Md Fazle Rabbi, Asif K. Turzo, Arifa I. Champa, Minhaz F. Zibran

cs.SE

TLDR

This paper analyzes 33,000 AI-generated pull requests, finding 675 security-related ones with recurring weaknesses, often merged despite flaws.

Key contributions

  • Analyzed 33,000 AI PRs, identifying 675 security-related submissions by agentic AIs.
  • Identified recurring weaknesses in AI security PRs: regex inefficiencies, injection flaws, and path traversal.
  • Many flawed AI security PRs are merged; rejections often due to social or process factors.
  • AI PR commit message quality has limited effect on acceptance or latency, unlike human PRs.

Why it matters

This paper highlights critical security vulnerabilities introduced by AI coding agents in pull requests. It reveals that many flawed contributions are merged, underscoring the need for improved AI security practices and review processes. The findings offer insights into autonomous coding system limitations.

Original Abstract

Recent years have experienced growing contributions of AI coding agents that assist human developers in various software engineering tasks. However, this growing AI-assisted autonomy raises questions about security and trust. In this paper, we analyze more than 33,000 AI-generated pull requests (PRs) and identify 675 security-related submissions made by agentic AIs. Then we examine the security-related PRs with a focus on recurring security weaknesses, review outcomes and latency, commit message quality, and rejection reasons.
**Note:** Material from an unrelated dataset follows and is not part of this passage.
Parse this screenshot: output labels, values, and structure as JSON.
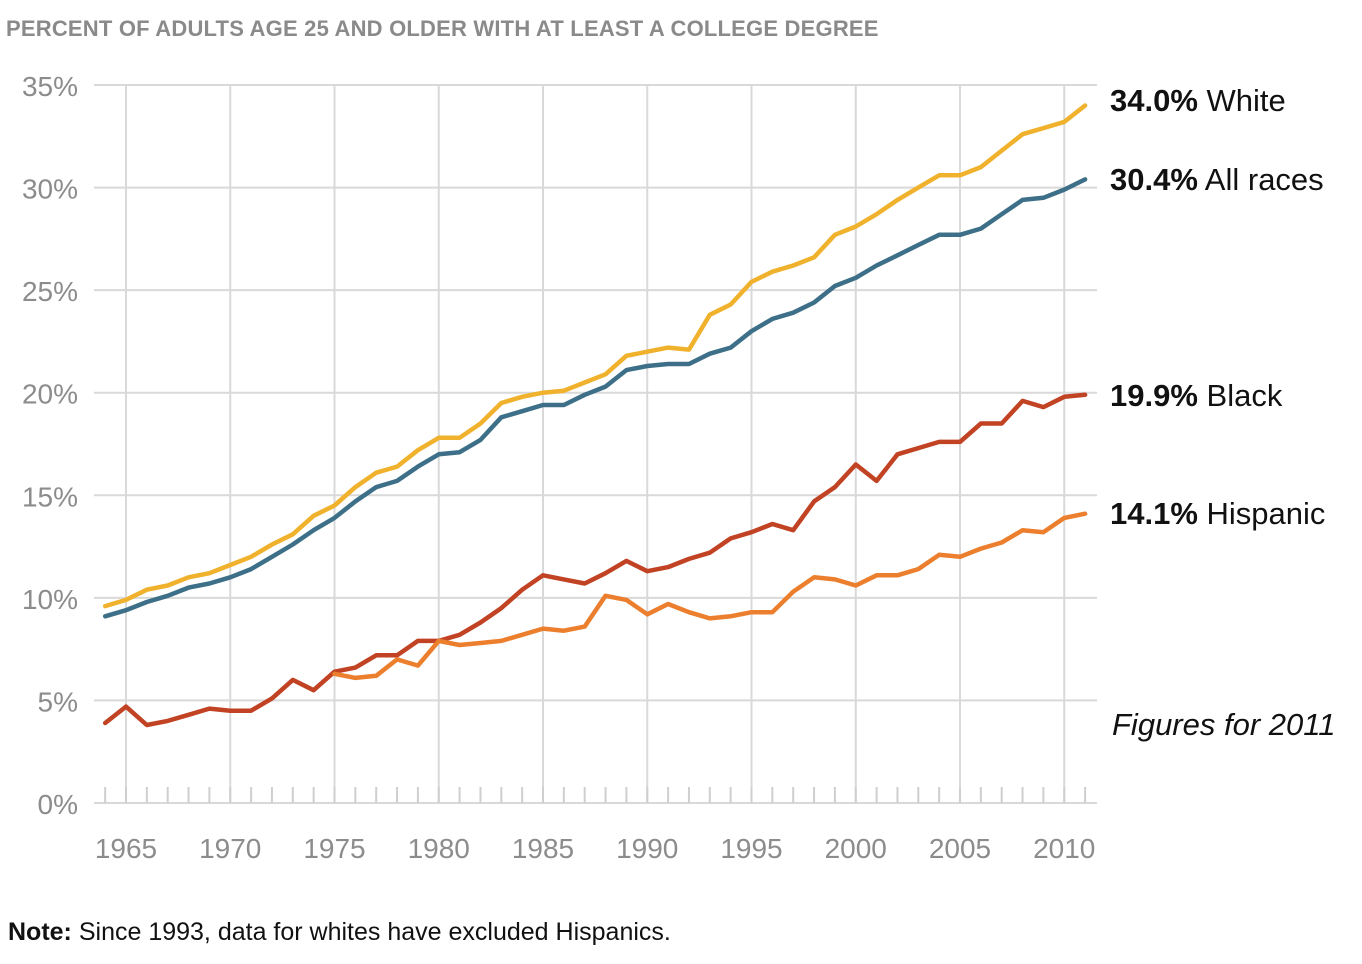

The results show that security-related AI PRs introduce a small set of recurring weaknesses such as regex inefficiencies, injection flaws, and path traversal. Many flawed contributions are still merged, while rejections often arise from social or process factors such as inactivity or missing test coverage. The commit message quality of AI PRs has a limited effect on acceptance or latency, in contrast to human PRs reported in previous studies. We also extend existing rejection taxonomies by adding categories that are unique to AI-generated security contributions. These findings offer new insights into the strengths and shortcomings of autonomous coding systems in secure software development.